A novel electrochemical sensor was constructed based on an overoxidized polypyrrole/overoxidized poly(3,4-ethylenedioxythiophene)/graphene quantum dots-chitosan composite film modified glass carbon electrode (oPPy/oPEDOT/GQDs-CS/GCE), for the accurate determination of luteolin in peanut shells. The oPPy/oPEDOT/GQDs-CS/GCE was prepared using layer-by-layer assembly methods. After incubation in NaOH–EtOH solution, the current of luteolin on the composite electrode increased from 0 to ∼30 μA, the R_ct value decreased by ∼80 fold, and the specific surface area (A) increased by ∼7 fold.

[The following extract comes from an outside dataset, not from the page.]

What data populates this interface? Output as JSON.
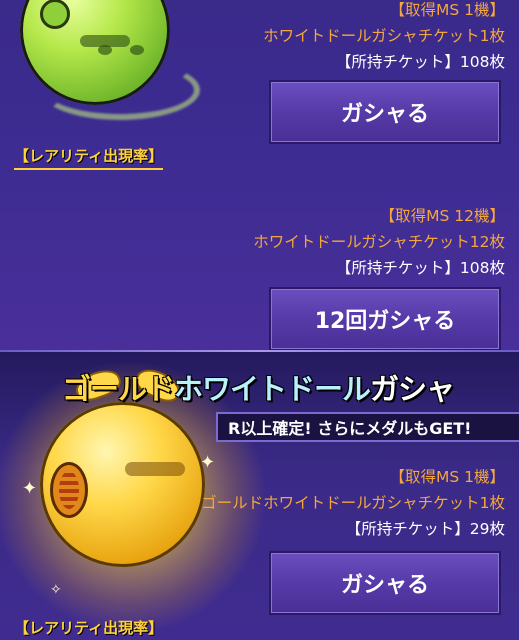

Based on a three-level four-factor Box–Behnken design (BBD), the optimal preparation conditions for the composite electrode were as follows: a mass ratio of CS to GQDs of 5, a polymerization cycle number for EDOT of 4, a polymerization cycle number for Py of 4, with the peak current increased to 43.21 μA (RSD = 3.51%, n = 3). A morphology with multi-channels and grooves was observed on the surface of the incubated composite film via SEM analysis. The additional –CN– and –SO/–SO₂ groups formed were observed by XPS and FTIR analysis. The electrochemical sensor constructed exhibited good anti-interference ability, repeatability, and stability. The linear detection range recorded by the current responses of the composite electrode to luteolin was 0.01 to 10.0 μM (R² = 0.991) and the limit of detection was 7.5 nM (S/N = 3). The observed content of luteolin in peanut shells was 0.769%, which was close to the results obtained from High Performance Liquid Chromatography (HPLC) analysis (0.808%). This agreement indicated that the constructed electrochemical sensor based on oPPy/oPEDOT/GQDS-CS/GCE was capable of accurate detection of luteolin in peanut shells.